Trump Vetoes Bill Ending Support for Saudi Coalition in Yemen
Should Congress try to override the veto?
by Countable | 4.17.19
President Donald Trump on Wednesday vetoed a bill that would require the withdrawal of U.S. military support for the coalition led by Saudi Arabia that’s fighting the Iran-backed Houthi rebels in Yemen using authority granted to Congress under the War Powers Resolution.
In his veto message, President Trump called the bill “an unnecessary, dangerous attempt to weaken my constitutional authorities”, and explained:
“Since 2015, the United States has provided limited support to member countries of the Saudi-led coalition, including intelligence sharing, logistical support, and, until recently, in-flight refueling of non-United States aircraft… None of this support has introduced United States military personnel into hostilities.”
The bill’s sponsor, Sen. Bernie Sanders (I-VT), offered the following response to Trump’s veto:
“I am disappointed, but not surprised, that Trump has rejected the bi-partisan resolution to end U.S. involvement in the horrific war in Yemen. The people of Yemen desperately need humanitarian help, not more bombs. My colleagues and I will continue our efforts to reassert Congress’ constitutional responsibility over war making and end U.S. involvement in unauthorized and unconstitutional wars.”
The bill now goes back to the Senate, which may vote on an effort to override the veto after it returns from its spring recess on April 29th.
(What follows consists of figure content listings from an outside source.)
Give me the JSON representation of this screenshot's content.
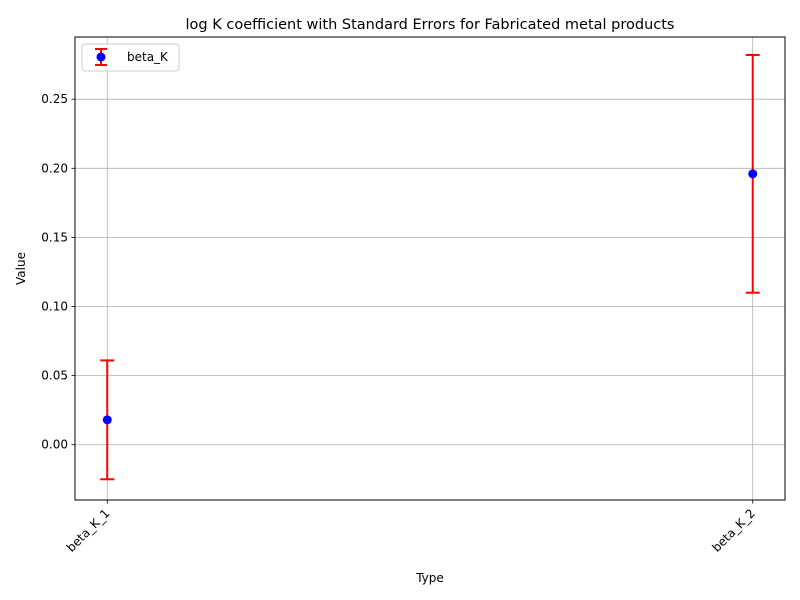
{
  "chart_data": {
    "type": "scatter",
    "title": "log K coefficient with Standard Errors for Fabricated metal products",
    "xlabel": "Type",
    "ylabel": "Value",
    "categories": [
      "beta_K_1",
      "beta_K_2"
    ],
    "series": [
      {
        "name": "beta_K",
        "values": [
          0.018,
          0.196
        ],
        "errors": [
          0.043,
          0.086
        ],
        "marker_color": "#0000ff",
        "error_color": "#ff0000"
      }
    ],
    "ylim": [
      -0.04,
      0.295
    ],
    "yticks": [
      0.0,
      0.05,
      0.1,
      0.15,
      0.2,
      0.25
    ],
    "ytick_labels": [
      "0.00",
      "0.05",
      "0.10",
      "0.15",
      "0.20",
      "0.25"
    ],
    "grid": true,
    "legend_position": "upper-left"
  }
}
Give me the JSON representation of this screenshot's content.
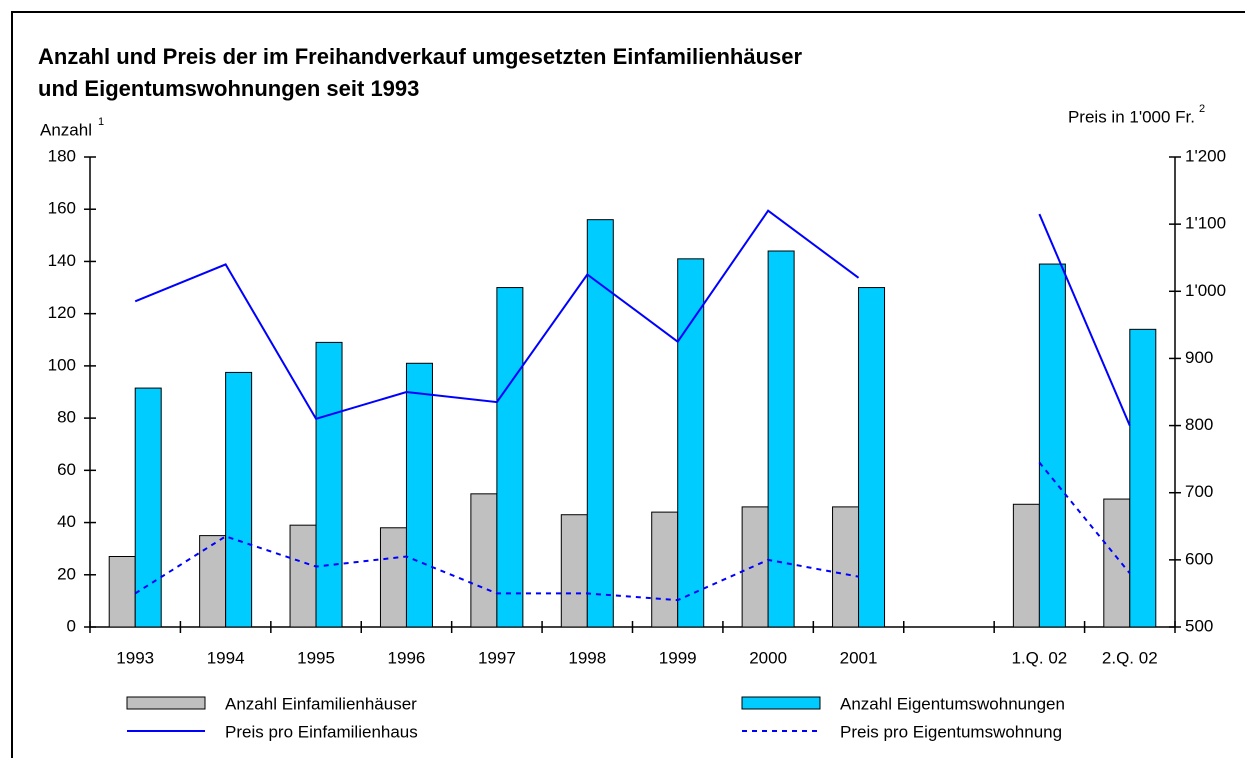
{
  "chart_data": {
    "type": "bar",
    "title": [
      "Anzahl und Preis der im Freihandverkauf umgesetzten Einfamilienhäuser",
      "und Eigentumswohnungen seit 1993"
    ],
    "ylabel": "Anzahl",
    "ylabel_note": "1",
    "y2label": "Preis in 1'000 Fr.",
    "y2label_note": "2",
    "categories": [
      "1993",
      "1994",
      "1995",
      "1996",
      "1997",
      "1998",
      "1999",
      "2000",
      "2001",
      null,
      "1.Q. 02",
      "2.Q. 02"
    ],
    "series": [
      {
        "name": "Anzahl Einfamilienhäuser",
        "type": "bar",
        "color": "#c0c0c0",
        "values": [
          27,
          35,
          39,
          38,
          51,
          43,
          44,
          46,
          46,
          null,
          47,
          49
        ]
      },
      {
        "name": "Anzahl Eigentumswohnungen",
        "type": "bar",
        "color": "#00ccff",
        "values": [
          91.5,
          97.5,
          109,
          101,
          130,
          156,
          141,
          144,
          130,
          null,
          139,
          114
        ]
      },
      {
        "name": "Preis pro Einfamilienhaus",
        "type": "line",
        "axis": "y2",
        "color": "#0000ff",
        "dashed": false,
        "values": [
          985,
          1040,
          810,
          850,
          835,
          1025,
          925,
          1120,
          1020,
          null,
          1115,
          800
        ]
      },
      {
        "name": "Preis pro Eigentumswohnung",
        "type": "line",
        "axis": "y2",
        "color": "#0000ff",
        "dashed": true,
        "values": [
          550,
          635,
          590,
          605,
          550,
          550,
          540,
          600,
          575,
          null,
          745,
          580
        ]
      }
    ],
    "ylim": [
      0,
      180
    ],
    "yticks": [
      0,
      20,
      40,
      60,
      80,
      100,
      120,
      140,
      160,
      180
    ],
    "y2lim": [
      500,
      1200
    ],
    "y2ticks": [
      500,
      600,
      700,
      800,
      900,
      {
        "value": 1000,
        "label": "1'000"
      },
      {
        "value": 1100,
        "label": "1'100"
      },
      {
        "value": 1200,
        "label": "1'200"
      }
    ],
    "grid": false
  }
}
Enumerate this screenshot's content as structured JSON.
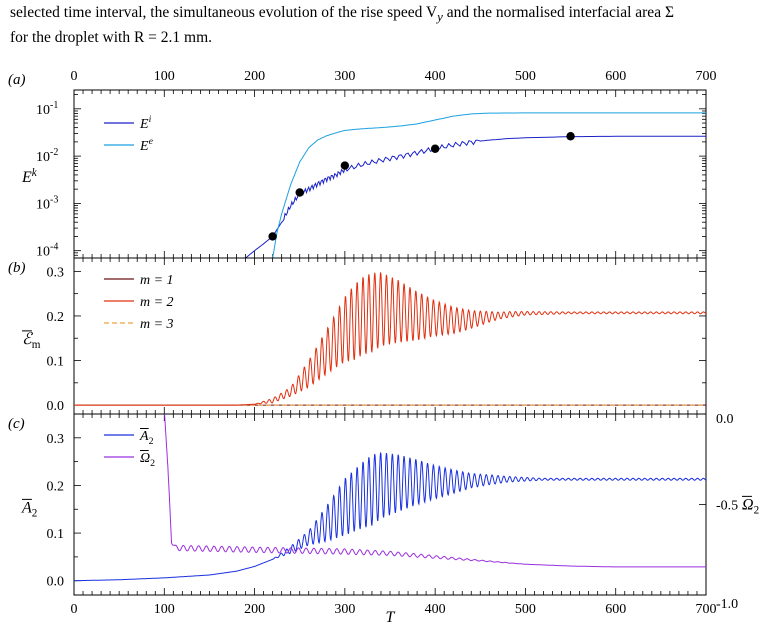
{
  "caption": {
    "line1": "selected time interval, the simultaneous evolution of the rise speed V",
    "line1_sub": "y",
    "line1_tail": " and the normalised interfacial area Σ",
    "line2": "for the droplet with R = 2.1 mm."
  },
  "colors": {
    "Ei": "#1a22c8",
    "Ee": "#1aa0e0",
    "m1": "#6a1414",
    "m2": "#e03010",
    "m3": "#f0a040",
    "A2": "#1a30e0",
    "Omega2": "#9a30e0",
    "marker": "#000000"
  },
  "xlabel": "T",
  "chart_data": [
    {
      "panel_label": "(a)",
      "type": "line",
      "yscale": "log",
      "xlim": [
        0,
        700
      ],
      "ylim": [
        7e-05,
        0.25
      ],
      "x_ticks": [
        "0",
        "100",
        "200",
        "300",
        "400",
        "500",
        "600",
        "700"
      ],
      "y_ticks": [
        {
          "base": "10",
          "exp": "-4",
          "value": 0.0001
        },
        {
          "base": "10",
          "exp": "-3",
          "value": 0.001
        },
        {
          "base": "10",
          "exp": "-2",
          "value": 0.01
        },
        {
          "base": "10",
          "exp": "-1",
          "value": 0.1
        }
      ],
      "ylabel": {
        "base": "E",
        "sup": "k"
      },
      "legend": [
        {
          "base": "E",
          "sup": "i",
          "color_key": "Ei"
        },
        {
          "base": "E",
          "sup": "e",
          "color_key": "Ee"
        }
      ],
      "series": [
        {
          "color_key": "Ei",
          "x": [
            190,
            200,
            210,
            220,
            230,
            240,
            250,
            260,
            270,
            280,
            290,
            300,
            320,
            340,
            360,
            380,
            400,
            420,
            440,
            460,
            480,
            500,
            550,
            600,
            650,
            700
          ],
          "y": [
            7e-05,
            0.0001,
            0.00014,
            0.0002,
            0.0004,
            0.0009,
            0.0016,
            0.002,
            0.0026,
            0.0033,
            0.004,
            0.0052,
            0.0067,
            0.0082,
            0.0098,
            0.0118,
            0.0145,
            0.0172,
            0.0198,
            0.0218,
            0.0234,
            0.0244,
            0.0258,
            0.0262,
            0.0263,
            0.0263
          ]
        },
        {
          "color_key": "Ee",
          "x": [
            220,
            225,
            230,
            240,
            250,
            260,
            270,
            280,
            290,
            300,
            320,
            340,
            360,
            380,
            400,
            420,
            440,
            460,
            500,
            550,
            600,
            650,
            700
          ],
          "y": [
            7e-05,
            0.00025,
            0.0006,
            0.0025,
            0.0075,
            0.015,
            0.022,
            0.027,
            0.031,
            0.035,
            0.038,
            0.04,
            0.043,
            0.048,
            0.058,
            0.07,
            0.078,
            0.081,
            0.082,
            0.082,
            0.082,
            0.082,
            0.082
          ]
        }
      ],
      "markers": {
        "x": [
          220,
          250,
          300,
          400,
          550
        ],
        "y": [
          0.0002,
          0.0017,
          0.0063,
          0.0143,
          0.0263
        ]
      }
    },
    {
      "panel_label": "(b)",
      "type": "line",
      "xlim": [
        0,
        700
      ],
      "ylim": [
        -0.02,
        0.33
      ],
      "y_ticks": [
        "0.0",
        "0.1",
        "0.2",
        "0.3"
      ],
      "y_tick_values": [
        0,
        0.1,
        0.2,
        0.3
      ],
      "ylabel": {
        "base": "ℰ",
        "sub": "m",
        "bar": true
      },
      "legend": [
        {
          "text": "m = 1",
          "color_key": "m1",
          "dashed": false
        },
        {
          "text": "m = 2",
          "color_key": "m2",
          "dashed": false
        },
        {
          "text": "m = 3",
          "color_key": "m3",
          "dashed": true
        }
      ],
      "series": [
        {
          "color_key": "m1",
          "x": [
            0,
            700
          ],
          "y": [
            0,
            0
          ]
        },
        {
          "color_key": "m3",
          "x": [
            0,
            700
          ],
          "y": [
            0,
            0
          ]
        },
        {
          "color_key": "m2",
          "center_x": [
            0,
            180,
            200,
            220,
            240,
            260,
            280,
            300,
            320,
            340,
            360,
            380,
            400,
            420,
            440,
            460,
            480,
            500,
            550,
            600,
            650,
            700
          ],
          "center_y": [
            0,
            0,
            0.002,
            0.01,
            0.03,
            0.07,
            0.12,
            0.17,
            0.2,
            0.215,
            0.21,
            0.2,
            0.195,
            0.19,
            0.192,
            0.198,
            0.203,
            0.206,
            0.207,
            0.207,
            0.207,
            0.207
          ],
          "amp_x": [
            0,
            200,
            240,
            280,
            310,
            330,
            360,
            400,
            440,
            470,
            500,
            550,
            700
          ],
          "amp_y": [
            0,
            0,
            0.01,
            0.05,
            0.085,
            0.09,
            0.07,
            0.04,
            0.02,
            0.008,
            0.004,
            0.002,
            0.002
          ],
          "period": 6.5
        }
      ]
    },
    {
      "panel_label": "(c)",
      "type": "line",
      "xlim": [
        0,
        700
      ],
      "ylim": [
        -0.03,
        0.35
      ],
      "y_ticks": [
        "0.0",
        "0.1",
        "0.2",
        "0.3"
      ],
      "y_tick_values": [
        0,
        0.1,
        0.2,
        0.3
      ],
      "ylabel": {
        "base": "A",
        "sub": "2",
        "bar": true
      },
      "right_ylim": [
        -1.0,
        0.0
      ],
      "right_ticks": [
        "0.0",
        "-0.5",
        "-1.0"
      ],
      "right_tick_values": [
        0.0,
        -0.5,
        -1.0
      ],
      "right_ylabel": {
        "base": "Ω",
        "sub": "2",
        "bar": true
      },
      "legend": [
        {
          "base": "A",
          "sub": "2",
          "bar": true,
          "color_key": "A2"
        },
        {
          "base": "Ω",
          "sub": "2",
          "bar": true,
          "color_key": "Omega2"
        }
      ],
      "series": [
        {
          "color_key": "A2",
          "axis": "left",
          "center_x": [
            0,
            50,
            100,
            150,
            180,
            200,
            220,
            240,
            260,
            280,
            300,
            320,
            340,
            360,
            380,
            400,
            420,
            440,
            460,
            480,
            500,
            550,
            600,
            650,
            700
          ],
          "center_y": [
            0,
            0.002,
            0.006,
            0.012,
            0.02,
            0.03,
            0.045,
            0.065,
            0.09,
            0.12,
            0.155,
            0.18,
            0.2,
            0.205,
            0.207,
            0.207,
            0.208,
            0.21,
            0.212,
            0.213,
            0.213,
            0.213,
            0.213,
            0.213,
            0.213
          ],
          "amp_x": [
            0,
            220,
            260,
            300,
            330,
            360,
            400,
            440,
            480,
            520,
            700
          ],
          "amp_y": [
            0,
            0,
            0.015,
            0.06,
            0.075,
            0.06,
            0.035,
            0.015,
            0.006,
            0.002,
            0.002
          ],
          "period": 6.5
        },
        {
          "color_key": "Omega2",
          "axis": "right",
          "center_x": [
            100,
            104,
            108,
            112,
            200,
            250,
            300,
            350,
            400,
            450,
            500,
            550,
            600,
            700
          ],
          "center_y": [
            0.03,
            -0.3,
            -0.7,
            -0.74,
            -0.75,
            -0.755,
            -0.76,
            -0.77,
            -0.79,
            -0.81,
            -0.83,
            -0.84,
            -0.845,
            -0.845
          ],
          "amp_x": [
            100,
            110,
            200,
            300,
            400,
            450,
            500,
            700
          ],
          "amp_y": [
            0,
            0.015,
            0.015,
            0.015,
            0.008,
            0.003,
            0,
            0
          ],
          "period": 8.5
        }
      ]
    }
  ]
}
If a vote is held it is likely to fail barring a significant change in the opinion of more than a dozen senators, given that the 54-46 vote in favor of its initial passage is well shy of the two-thirds majority needed to override a veto.
This is the second piece of legislation President Trump has vetoed and it comes a little more than a month after his first, which was a bill to terminate his border security emergency declaration that lacked the support to override the veto.